The family of Paul Rusesabagina, a businessman whose role in saving more than 1,000 lives inspired the film Hotel Rwanda, have accused the east African country’s authorities of kidnapping the 66-year-old from Dubai.
On Monday, Rusesabagina, who is an outspoken critic of President Paul Kagame, was paraded in handcuffs by Rwandan investigators before media in the capital, Kigali, accused of terrorism-related crimes.
Rusesabagina was the general manager of a luxury hotel in Kigali during the 1994 genocide, in which an estimated 800,000 people were killed with knives, clubs and other weapons. The vast majority of the victims were from the Tutsi minority, though some Hutu moderates also died.
The 2004 film told the story of how Rusesabagina, a middle-class Hutu married to a Tutsi, used both his influence and bribery to save the lives of 1,200 people who sheltered at the Mille Collines hotel in the capital during the worst of the massacres.
Rwandan authorities have said Rusesabagina was arrested on what they described as “an international warrant” and is accused of being “the founder, leader, sponsor and member of violent, armed, extremist terror outfits … operating out of various places in the region and abroad.”
Rusesabagina’s adopted daughter, Carine Kanimba, said she last spoke with him before he flew to Dubai last week but she did not know the exact nature of his trip.
Kanimba said his family was informed early Monday that he was being held in Rwanda but they have not been able to speak to him.
“We’re hoping to secure his release quickly and safely,” she said. “What they’re accusing him of is all made up. There is no evidence to what they’re claiming. We know this is a wrongful arrest.”

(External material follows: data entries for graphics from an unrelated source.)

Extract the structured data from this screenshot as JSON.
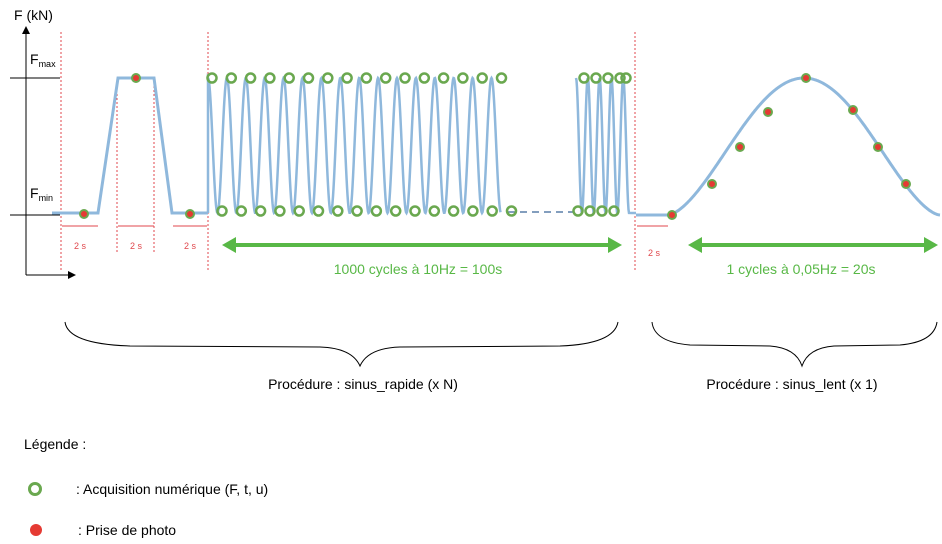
{
  "axis": {
    "y_label": "F (kN)",
    "f_max_main": "F",
    "f_max_sub": "max",
    "f_min_main": "F",
    "f_min_sub": "min"
  },
  "durations": {
    "hold_1": "2 s",
    "hold_2": "2 s",
    "hold_3": "2 s",
    "hold_4": "2 s"
  },
  "arrows": {
    "fast": "1000 cycles à 10Hz = 100s",
    "slow": "1 cycles à 0,05Hz = 20s"
  },
  "procedures": {
    "fast": "Procédure : sinus_rapide (x N)",
    "slow": "Procédure : sinus_lent (x 1)"
  },
  "legend": {
    "title": "Légende :",
    "acquisition": ": Acquisition numérique (F, t, u)",
    "photo": ": Prise de photo"
  },
  "colors": {
    "signal": "#8fb8dc",
    "acquisition": "#6aa84f",
    "photo": "#e53a33",
    "arrow": "#58b846",
    "separator": "#e0474c"
  }
}
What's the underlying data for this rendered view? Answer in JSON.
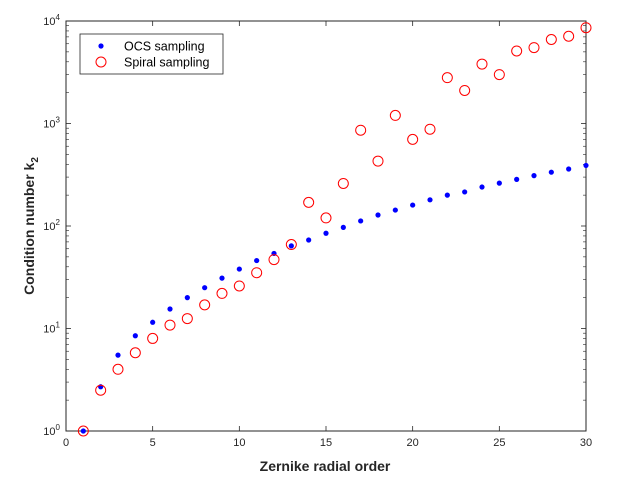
{
  "chart_data": {
    "type": "scatter",
    "xlabel": "Zernike radial order",
    "ylabel": "Condition number k",
    "ylabel_subscript": "2",
    "xlim": [
      0,
      30
    ],
    "ylim": [
      1,
      10000
    ],
    "yscale": "log",
    "xticks": [
      0,
      5,
      10,
      15,
      20,
      25,
      30
    ],
    "yticks": [
      {
        "value": 1,
        "base": "10",
        "exp": "0"
      },
      {
        "value": 10,
        "base": "10",
        "exp": "1"
      },
      {
        "value": 100,
        "base": "10",
        "exp": "2"
      },
      {
        "value": 1000,
        "base": "10",
        "exp": "3"
      },
      {
        "value": 10000,
        "base": "10",
        "exp": "4"
      }
    ],
    "grid": false,
    "legend_position": "top-left",
    "series": [
      {
        "name": "OCS sampling",
        "marker": "dot",
        "color": "#0000ff",
        "x": [
          1,
          2,
          3,
          4,
          5,
          6,
          7,
          8,
          9,
          10,
          11,
          12,
          13,
          14,
          15,
          16,
          17,
          18,
          19,
          20,
          21,
          22,
          23,
          24,
          25,
          26,
          27,
          28,
          29,
          30
        ],
        "y": [
          1.0,
          2.7,
          5.5,
          8.5,
          11.5,
          15.5,
          20,
          25,
          31,
          38,
          46,
          54,
          64,
          73,
          85,
          97,
          112,
          128,
          143,
          160,
          180,
          200,
          215,
          240,
          262,
          285,
          310,
          335,
          360,
          390
        ]
      },
      {
        "name": "Spiral sampling",
        "marker": "circle",
        "color": "#ff0000",
        "x": [
          1,
          2,
          3,
          4,
          5,
          6,
          7,
          8,
          9,
          10,
          11,
          12,
          13,
          14,
          15,
          16,
          17,
          18,
          19,
          20,
          21,
          22,
          23,
          24,
          25,
          26,
          27,
          28,
          29,
          30
        ],
        "y": [
          1.0,
          2.5,
          4.0,
          5.8,
          8.0,
          10.8,
          12.5,
          17,
          22,
          26,
          35,
          47,
          66,
          170,
          120,
          260,
          860,
          430,
          1200,
          700,
          880,
          2800,
          2100,
          3800,
          3000,
          5100,
          5500,
          6600,
          7100,
          8600
        ]
      }
    ]
  }
}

Another daughter, Anaise, told the BBC World Service radio that her father had last called them on Thursday from Dubai.
“I believe he was kidnapped because he would never go to Rwanda on his own will,” Anaise told the BBC.
Rusesabagina lives in Belgium and the US, where he was honoured by a Presidential Medal of Freedom, the nation’s highest civilian honour, by the then president George W Bush in 2005.
He has been an increasingly outspoken critic of Rwanda’s president, Paul Kagame, and has been accused by Rwandan prosecutors of links to rebel groups based in the neighbouring Democratic Republic of the Congo, blamed by officials for cross-border attacks.
In 2010, Rusesabagina spoke out against the jailing of the opposition leader Victoire Ingabire Umuhoza, and four years ago announced a political campaign against the Rwandan government, which he called a dictatorship.
A statement from Rwandan investigators described charges including terrorism, arson, kidnap and “murder perpetrated against unarmed, innocent Rwandan civilians on Rwandan territory”.
The details of the detention of Rusesabagina remain unclear. Paul Kagame, the president of Rwanda, maintains a close relationship with Dubai, and the state-owned RwandAir has direct flights between Dubai and Kigali.
Rwanda’s government in the past has been accused of hunting down dissidents overseas. South African investigators have said the government was directly involved in the killing of Patrick Karegeya, an outspoken critic, in Johannesburg in 2014.
“Any person still alive who may be plotting against Rwanda, whoever they are, will pay the price,” Kagame said after the killing.
Rusesabagina has previously denied the Rwandan government’s charges that he financially supports Rwandan rebels. He has called Kagame’s government a dictatorship and urged Western countries to press the government to respect human rights.
Kagame is largely credited with the development and stability that Rwanda has experienced since the 1994 genocide. But he is also accused of extreme authoritarianism, including pursuing dissidents who have fled the country.
In 2017, Kagame won a landslide victory in a presidential election, securing a third term in office with almost 99% of votes cast.
The Rwandan government disputes Rusesabagina’s story about saving people during the genocide, and Ibuka, a Rwandan genocide survivors’ group, has in the past said that Rusesabagina, who runs a humanitarian foundation, exaggerated his own role in helping hotel refugees escape the genocide.
“I believe it is a travesty that a human rights champion like Paul Rusesabagina should be captured, detained and held in the way he is being held,” said Katrina Lantos Swett, president of the Lantos Foundation for Human Rights and Justice. “This should raise a lot of deep concern and scepticism on behalf of a lot of people.”